Begleitet von den Jugendlichen, die singend nd tanzend ihren selbstgeschriebenen Occupy-Song vortrugen, verließen wir mit einer freudig müden Angelas Davis bewegt und aufgewühlt die Berliner Occupy-Zeltstadt.
Eine Million Rosen
Die Festnahme von Angela Davis wegen des Verdachts auf Mord, Menschenraub und Verschwörung in New York City am 13. Oktober 1970 löste eine noch nie da gewesene weltweite Solidaritätsbewegung aus. Während in den USA die „Free Angela“-Kampagne ins Leben gerufen wurde entwickelte sich unter den linken Kräften in der BRD eine politische Solidaritätskampagne. Sie war auch geprägt von der Auseinandersetzung mit der damaligen Kriegspolitik der USA sowie der Unterstützung der überall in der Welt entstandenen Befreiungsorganisationen.
In der ehemaligen DDR sammelten die Bürger im Verlauf der Angela Davis-Solidaritätskampagne „Solidaritätsspenden“: Arbeiter- und Studentengruppen sammelten Unterschriften auf Listen und Transparenten, die sie als Zeichen der Unterstützung zu Davis ins Gefängnis schickten.

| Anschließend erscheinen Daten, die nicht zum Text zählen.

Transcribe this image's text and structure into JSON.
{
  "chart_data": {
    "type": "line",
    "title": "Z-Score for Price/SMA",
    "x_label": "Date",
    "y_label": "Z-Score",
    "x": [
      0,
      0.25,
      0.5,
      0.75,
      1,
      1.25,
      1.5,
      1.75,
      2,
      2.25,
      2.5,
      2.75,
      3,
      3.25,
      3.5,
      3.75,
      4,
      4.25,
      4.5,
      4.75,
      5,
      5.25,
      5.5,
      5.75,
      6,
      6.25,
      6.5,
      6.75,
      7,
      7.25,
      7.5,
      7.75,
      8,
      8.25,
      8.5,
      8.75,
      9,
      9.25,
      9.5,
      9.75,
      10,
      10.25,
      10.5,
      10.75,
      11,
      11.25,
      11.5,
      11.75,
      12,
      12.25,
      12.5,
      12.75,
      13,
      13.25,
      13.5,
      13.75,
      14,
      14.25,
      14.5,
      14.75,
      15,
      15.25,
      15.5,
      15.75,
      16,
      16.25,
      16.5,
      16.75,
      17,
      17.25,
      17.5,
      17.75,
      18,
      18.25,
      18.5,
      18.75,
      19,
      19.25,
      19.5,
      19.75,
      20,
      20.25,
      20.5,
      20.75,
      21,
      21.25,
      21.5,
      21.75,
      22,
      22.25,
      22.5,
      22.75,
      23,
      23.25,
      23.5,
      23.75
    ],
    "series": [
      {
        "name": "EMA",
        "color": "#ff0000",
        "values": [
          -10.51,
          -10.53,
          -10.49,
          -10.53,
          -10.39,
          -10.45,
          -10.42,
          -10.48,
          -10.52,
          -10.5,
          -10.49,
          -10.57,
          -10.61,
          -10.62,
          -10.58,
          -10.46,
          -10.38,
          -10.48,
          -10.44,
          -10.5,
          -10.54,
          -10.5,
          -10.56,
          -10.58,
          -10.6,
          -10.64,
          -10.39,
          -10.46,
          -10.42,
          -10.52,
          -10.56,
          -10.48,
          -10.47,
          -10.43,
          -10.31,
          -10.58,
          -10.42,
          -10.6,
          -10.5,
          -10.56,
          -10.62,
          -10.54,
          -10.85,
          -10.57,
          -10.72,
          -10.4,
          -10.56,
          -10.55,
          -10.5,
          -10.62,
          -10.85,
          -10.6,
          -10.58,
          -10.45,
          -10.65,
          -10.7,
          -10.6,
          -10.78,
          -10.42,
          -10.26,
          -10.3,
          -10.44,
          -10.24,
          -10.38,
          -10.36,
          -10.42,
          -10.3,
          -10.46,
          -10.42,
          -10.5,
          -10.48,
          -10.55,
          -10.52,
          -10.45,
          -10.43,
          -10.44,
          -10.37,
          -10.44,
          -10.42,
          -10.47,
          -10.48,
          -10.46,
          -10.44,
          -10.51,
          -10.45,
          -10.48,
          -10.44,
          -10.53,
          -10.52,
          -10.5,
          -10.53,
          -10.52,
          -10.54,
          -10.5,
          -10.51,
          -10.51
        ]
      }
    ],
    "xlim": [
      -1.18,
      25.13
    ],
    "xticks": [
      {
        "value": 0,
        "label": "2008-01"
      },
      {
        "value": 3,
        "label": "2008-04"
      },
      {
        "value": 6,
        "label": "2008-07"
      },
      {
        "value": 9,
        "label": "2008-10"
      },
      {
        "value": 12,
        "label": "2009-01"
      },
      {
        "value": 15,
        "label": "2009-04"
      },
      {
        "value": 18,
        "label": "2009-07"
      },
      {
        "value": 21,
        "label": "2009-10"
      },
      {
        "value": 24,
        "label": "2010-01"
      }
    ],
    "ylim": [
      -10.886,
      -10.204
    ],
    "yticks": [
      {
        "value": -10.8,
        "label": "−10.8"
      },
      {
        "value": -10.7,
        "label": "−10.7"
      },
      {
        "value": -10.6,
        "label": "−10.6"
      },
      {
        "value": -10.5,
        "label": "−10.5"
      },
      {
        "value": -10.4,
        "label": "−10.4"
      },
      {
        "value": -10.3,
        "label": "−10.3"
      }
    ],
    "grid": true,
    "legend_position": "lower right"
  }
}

Dem Solidaritätsaufruf mit dem Titel „Eine Million Rosen für Angela Davis“ folgend, schickten Kindergarten- und Schulkinder und zahlreiche Jugendverbände abertausende mit Rosen bemalte Postkarten der inhaftierten Angela Davis in die Todeszelle. „Erst waren es einige, dann 20, 30, dann Hunderte und später trugen die Wärter tausende Postkarten täglich in meine Zelle“, so berichtete Angela Davis vor Jugendlichen im Occupy-Zelt in Berlin.